The first programme we feature in this series is that from the opening home game of Liverpool’s 1981-82 season against Middlesbrough. The previous season was another successful one for the club with the Reds winning the League Cup for the first time and securing the European Cup for the third time, having beaten Real Madrid thanks to a late winner by full-back Alan Kennedy.

In his own programme notes, manager Bob Paisley indicated that, like every season, the primary objective for the club was to qualify for Europe, whether by claiming the League title, finishing in the top four or winning one of the Cups.

He said that the new signings the club had made would make the playing squad even stronger and history would prove him to be spot-on. Goalkeeper Bruce Grobbelaar joined from Vancouver Whitecaps (with club legend Ray Clemence leaving for Tottenham), as did future Match Of The Day pundit, Mark Lawrenson, despite admitting to being an Everton fan as a kid!

This was the first season of three points for a win and Liverpool had announced that their new away kit would be all-yellow with red stripes but in the opening match at Wolves, the Reds lost 1-0 and in this evening game against Boro, the home side could only draw with Phil Neal levelling up from the spot after the visitors had taken a first-half lead.

The Liverpool Echo report on the match the following day praised the performance of the two new players on their home debuts and lamented the inability of the team to take any of the numerous chances created. Graeme Souness was mentioned for another dominant game in midfield but Man Of The Match was awarded to Phil Neal, not only for his equalising penalty but for his sense of anticipation and accurate use of the ball.

But after this stuttering start which prompted the headline on the backpage of the Echo to read ‘No panic at Anfield’, Paisley’s men would ultimately reclaim the Division One crown they had lost to Aston Villa, when this victory over Tottenham in May 1982, coupled with a 3-1 home defeat for Ipswich Town, earned the Reds the title for the thirteenth time.

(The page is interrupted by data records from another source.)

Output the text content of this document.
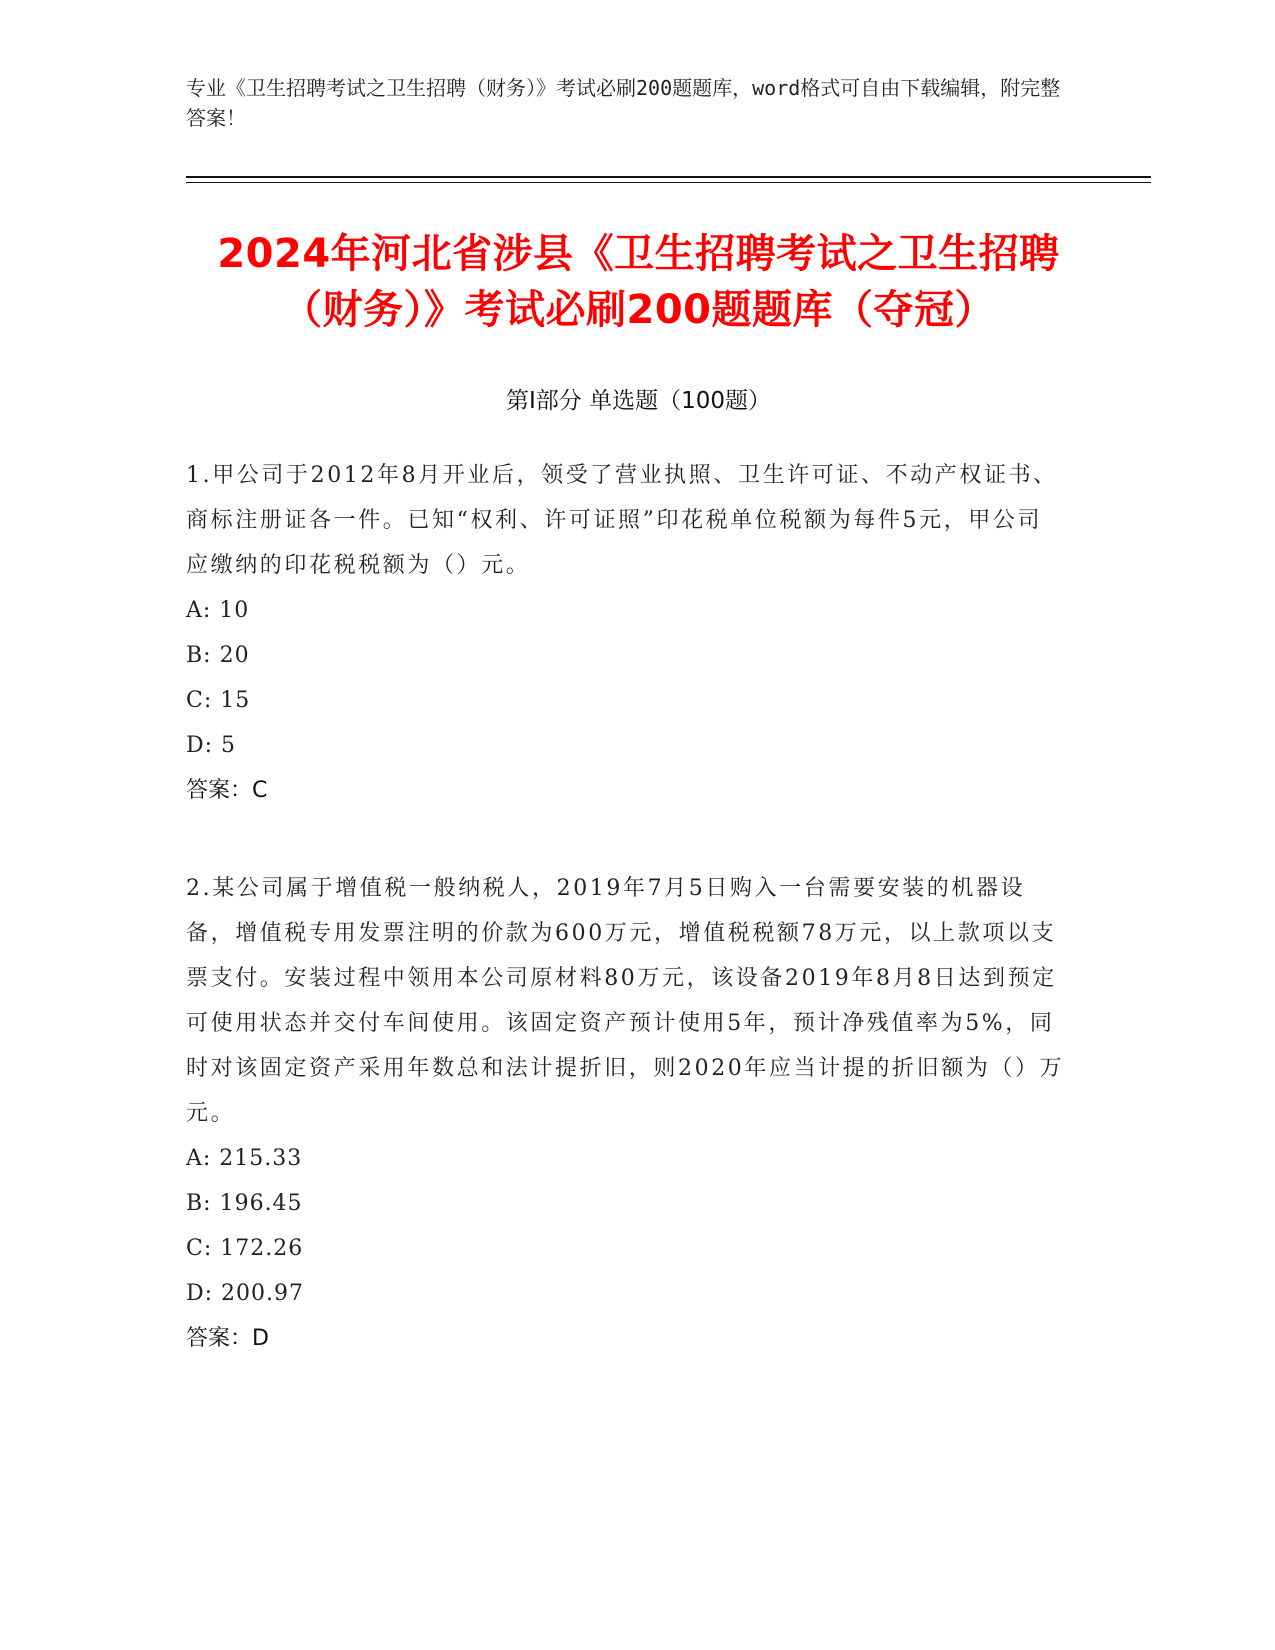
专业《卫生招聘考试之卫生招聘（财务）》考试必刷200题题库，word格式可自由下载编辑，附完整答案！
2024年河北省涉县《卫生招聘考试之卫生招聘（财务）》考试必刷200题题库（夺冠）
第Ⅰ部分 单选题（100题）

1.甲公司于2012年8月开业后，领受了营业执照、卫生许可证、不动产权证书、商标注册证各一件。已知“权利、许可证照”印花税单位税额为每件5元，甲公司应缴纳的印花税税额为（）元。

A: 10

B: 20

C: 15

D: 5

答案：C

2.某公司属于增值税一般纳税人，2019年7月5日购入一台需要安装的机器设备，增值税专用发票注明的价款为600万元，增值税税额78万元，以上款项以支票支付。安装过程中领用本公司原材料80万元，该设备2019年8月8日达到预定可使用状态并交付车间使用。该固定资产预计使用5年，预计净残值率为5%，同时对该固定资产采用年数总和法计提折旧，则2020年应当计提的折旧额为（）万元。

A: 215.33

B: 196.45

C: 172.26

D: 200.97

答案：D
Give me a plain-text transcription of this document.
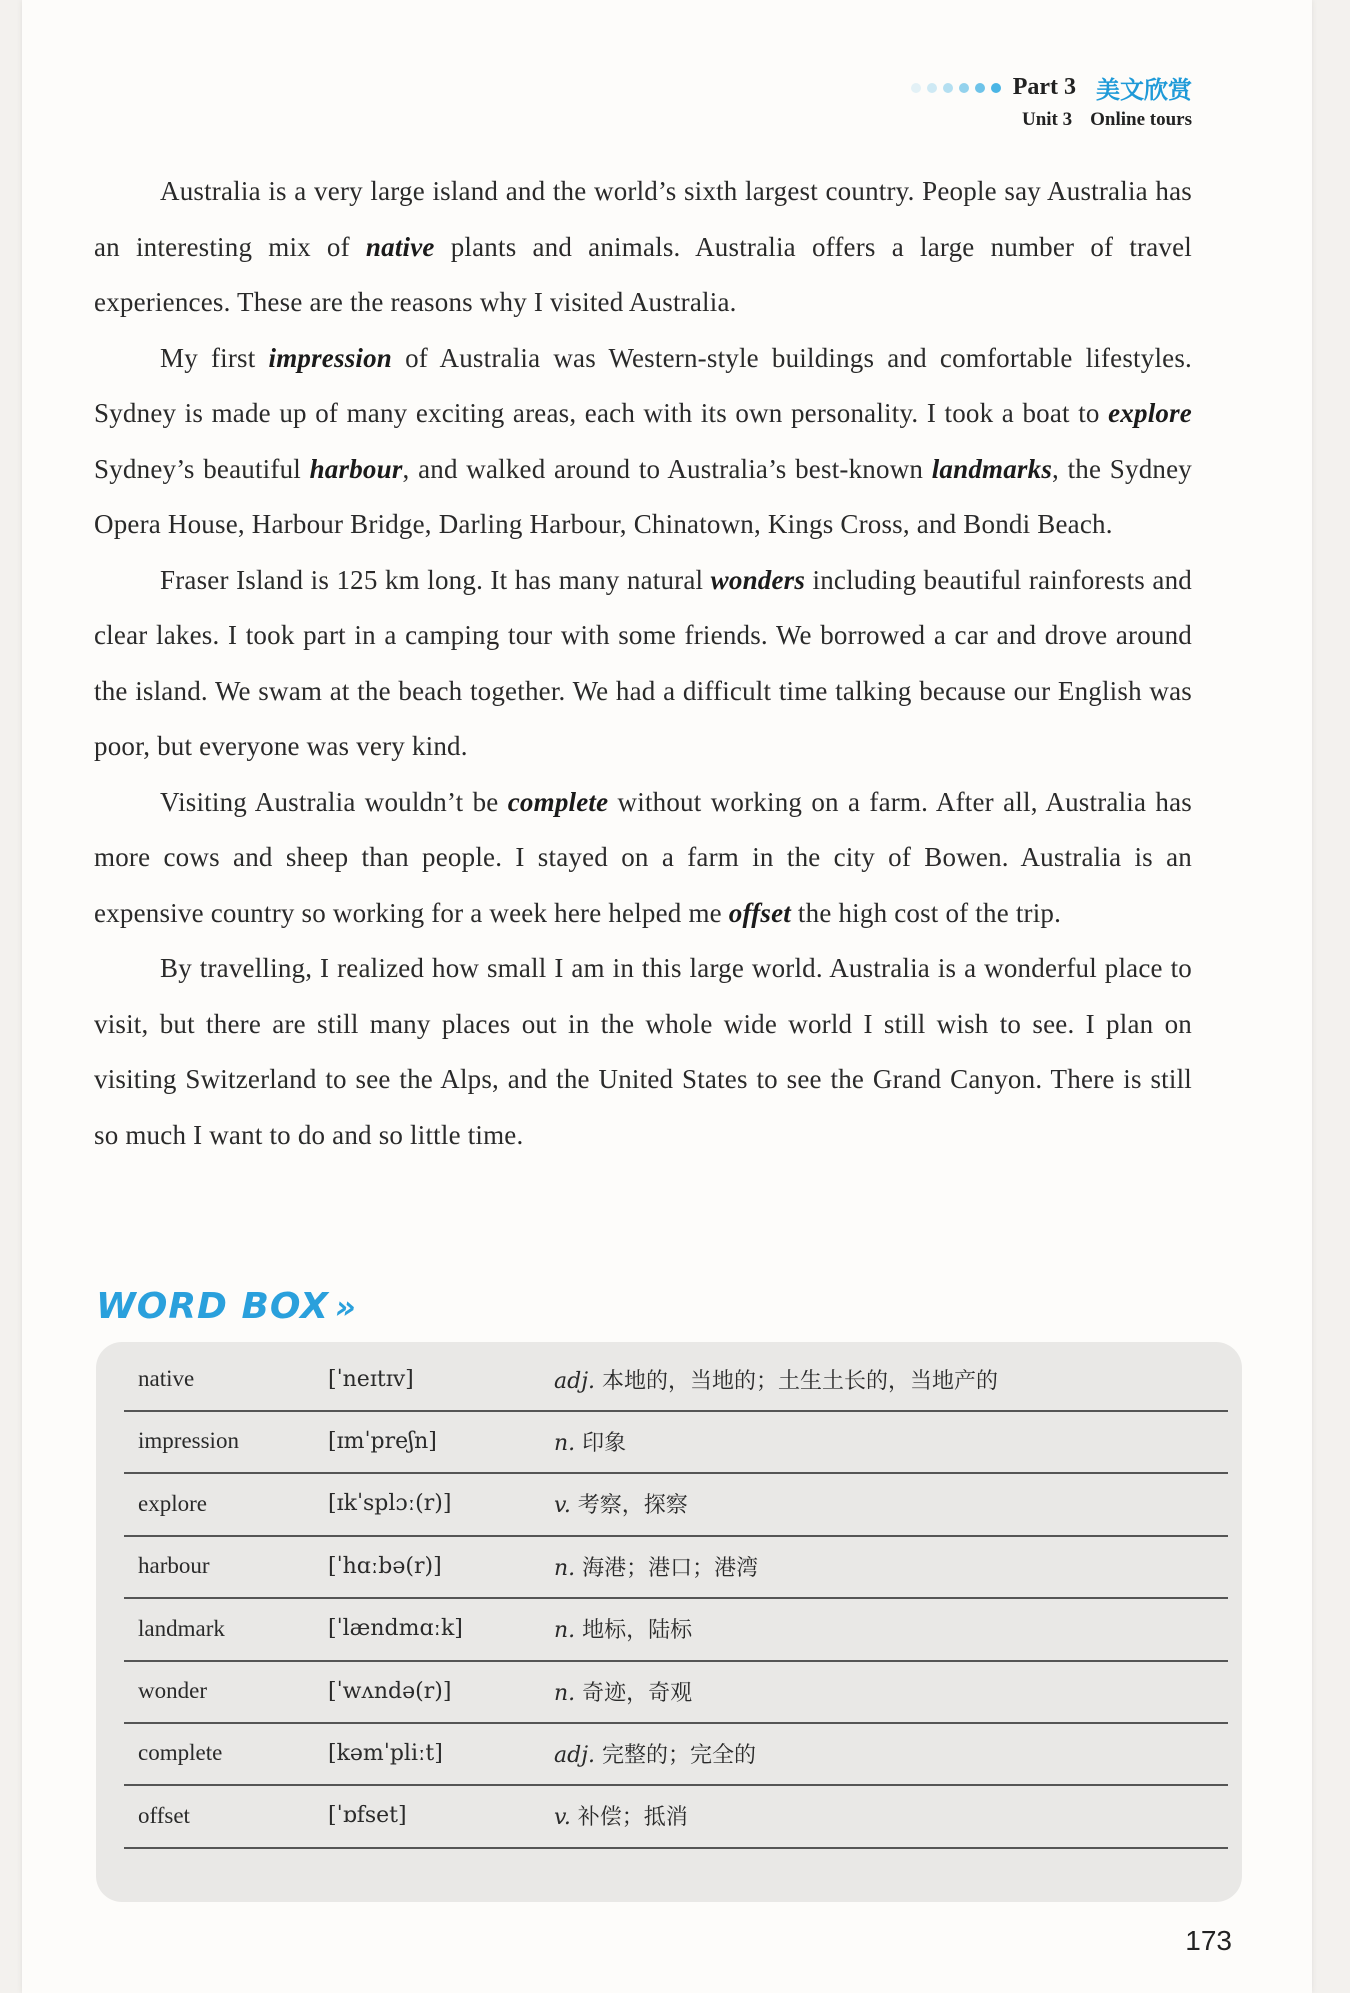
Part 3 美文欣赏
Unit 3 Online tours

Australia is a very large island and the world’s sixth largest country. People say Australia has an interesting mix of native plants and animals. Australia offers a large number of travel experiences. These are the reasons why I visited Australia.

My first impression of Australia was Western-style buildings and comfortable lifestyles. Sydney is made up of many exciting areas, each with its own personality. I took a boat to explore Sydney’s beautiful harbour, and walked around to Australia’s best-known landmarks, the Sydney Opera House, Harbour Bridge, Darling Harbour, Chinatown, Kings Cross, and Bondi Beach.

Fraser Island is 125 km long. It has many natural wonders including beautiful rainforests and clear lakes. I took part in a camping tour with some friends. We borrowed a car and drove around the island. We swam at the beach together. We had a difficult time talking because our English was poor, but everyone was very kind.

Visiting Australia wouldn’t be complete without working on a farm. After all, Australia has more cows and sheep than people. I stayed on a farm in the city of Bowen. Australia is an expensive country so working for a week here helped me offset the high cost of the trip.

By travelling, I realized how small I am in this large world. Australia is a wonderful place to visit, but there are still many places out in the whole wide world I still wish to see. I plan on visiting Switzerland to see the Alps, and the United States to see the Grand Canyon. There is still so much I want to do and so little time.

WORD BOX »
native	[ˈneɪtɪv]	adj. 本地的，当地的；土生土长的，当地产的
impression	[ɪmˈpreʃn]	n. 印象
explore	[ɪkˈsplɔː(r)]	v. 考察，探察
harbour	[ˈhɑːbə(r)]	n. 海港；港口；港湾
landmark	[ˈlændmɑːk]	n. 地标，陆标
wonder	[ˈwʌndə(r)]	n. 奇迹，奇观
complete	[kəmˈpliːt]	adj. 完整的；完全的
offset	[ˈɒfset]	v. 补偿；抵消
173
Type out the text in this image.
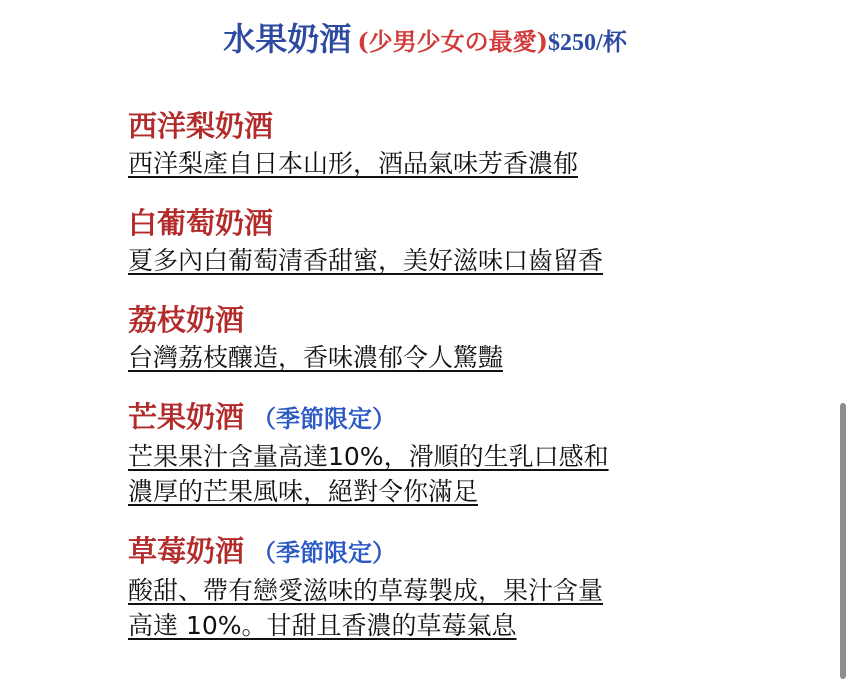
水果奶酒 (少男少女の最愛)$250/杯
西洋梨奶酒
西洋梨產自日本山形，酒品氣味芳香濃郁
白葡萄奶酒
夏多內白葡萄清香甜蜜，美好滋味口齒留香
荔枝奶酒
台灣荔枝釀造，香味濃郁令人驚豔
芒果奶酒 （季節限定）
芒果果汁含量高達10%，滑順的生乳口感和
濃厚的芒果風味，絕對令你滿足
草莓奶酒 （季節限定）
酸甜、帶有戀愛滋味的草莓製成，果汁含量
高達 10%。甘甜且香濃的草莓氣息
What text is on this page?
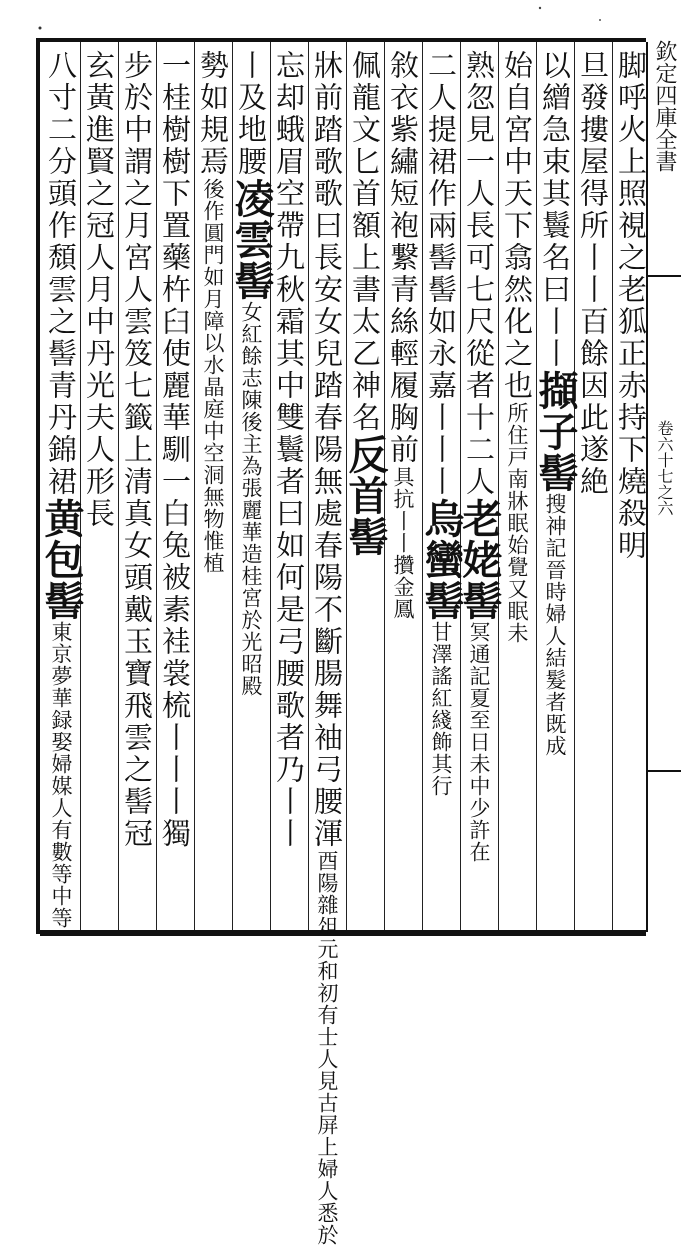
欽定四庫全書
卷六十七之六
脚呼火上照視之老狐正赤持下燒殺明
旦發摟屋得所丨丨百餘因此遂絶
以繒急束其鬟名曰丨丨擷子髻搜神記晉時婦人結髮者既成
始自宮中天下翕然化之也所住戸南牀眠始覺又眠未
熟忽見一人長可七尺從者十二人老姥髻冥通記夏至日未中少許在
二人提裙作兩髻髻如永嘉丨丨丨烏蠻髻甘澤謠紅綫飾其行
敘衣紫繡短袍繋青絲輕履胸前具抗丨丨攢金鳳
佩龍文匕首額上書太乙神名反首髻
牀前踏歌歌曰長安女兒踏春陽無處春陽不斷腸舞袖弓腰渾酉陽雜俎元和初有士人見古屏上婦人悉於
忘却蛾眉空帶九秋霜其中雙鬟者曰如何是弓腰歌者乃丨丨
丨及地腰凌雲髻女紅餘志陳後主為張麗華造桂宮於光昭殿
勢如規焉後作圓門如月障以水晶庭中空洞無物惟植
一桂樹樹下置藥杵臼使麗華馴一白兔被素袿裳梳丨丨丨獨
步於中謂之月宮人雲笈七籤上清真女頭戴玉寶飛雲之髻冠
玄黃進賢之冠人月中丹光夫人形長
八寸二分頭作頹雲之髻青丹錦裙黄包髻東京夢華録娶婦媒人有數等中等
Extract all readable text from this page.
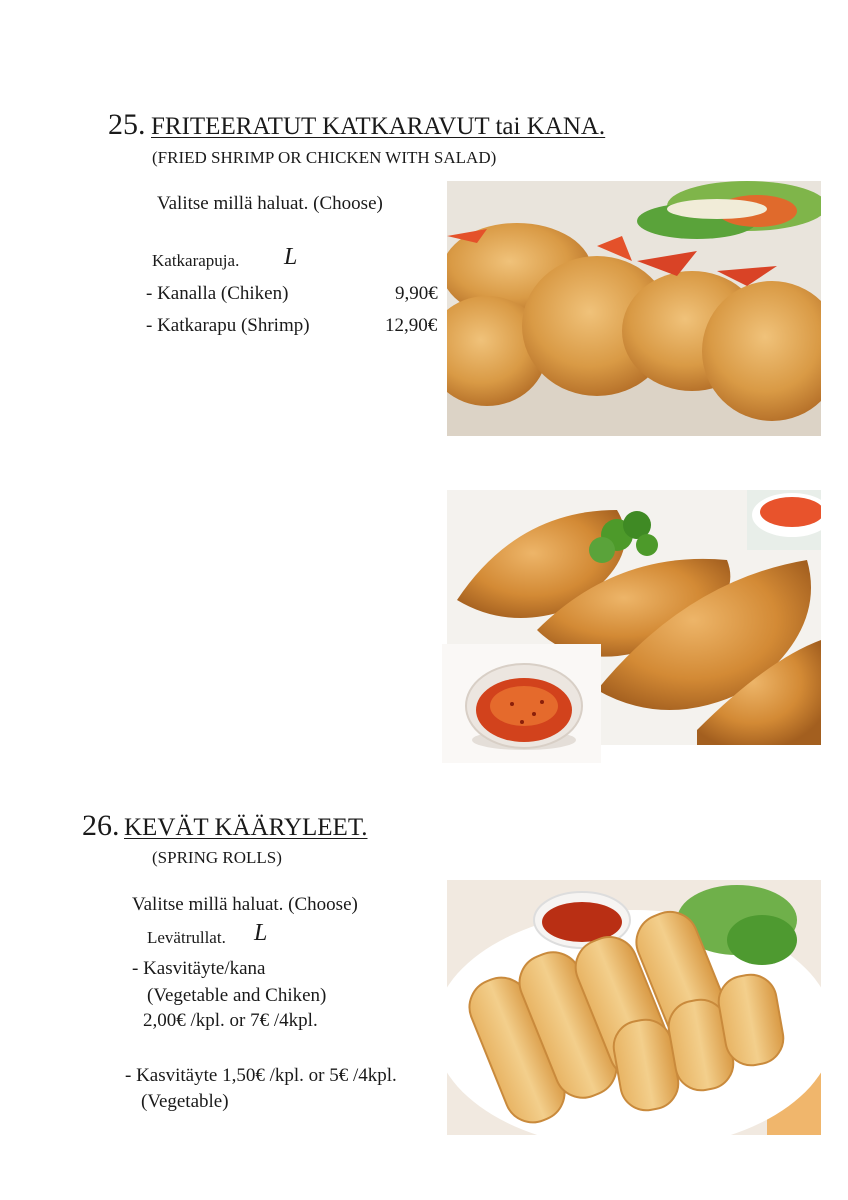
25. FRITEERATUT KATKARAVUT tai KANA.
(FRIED SHRIMP OR CHICKEN WITH SALAD)
Valitse millä haluat. (Choose)
Katkarapuja. L
- Kanalla (Chiken)	9,90€
- Katkarapu (Shrimp)	12,90€
26. KEVÄT KÄÄRYLEET.
(SPRING ROLLS)
Valitse millä haluat. (Choose)
Levätrullat. L
- Kasvitäyte/kana
(Vegetable and Chiken)
2,00€ /kpl. or 7€ /4kpl.
- Kasvitäyte 1,50€ /kpl. or 5€ /4kpl.
(Vegetable)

Liverpool would also claim the League Cup for the second successive season and would, in fact, go on to lift this trophy for four seasons on the bounce, including in 1984 against Everton, in the first-ever major Final between both Merseyside clubs.

Elsewhere in the First Division, Howard Kendall was given the manager’s job across Stanley Park at Everton, while former Liverpool legend John Toshack had gained promotion as Swansea boss and would take his exciting young side to Anfield the following month, when they drew 2-2, and Emlyn Hughes tried his hand at management for the first time when taking over at Rotherham.

On the transfer front, Joe Jordan joined Liam Brady  in Italy and there was speculation that Arsenal would lose David O’Leary and Frank Stapleton to Manchester United – in the end, O’Leary stayed and Stapleton signed for the Red Devils.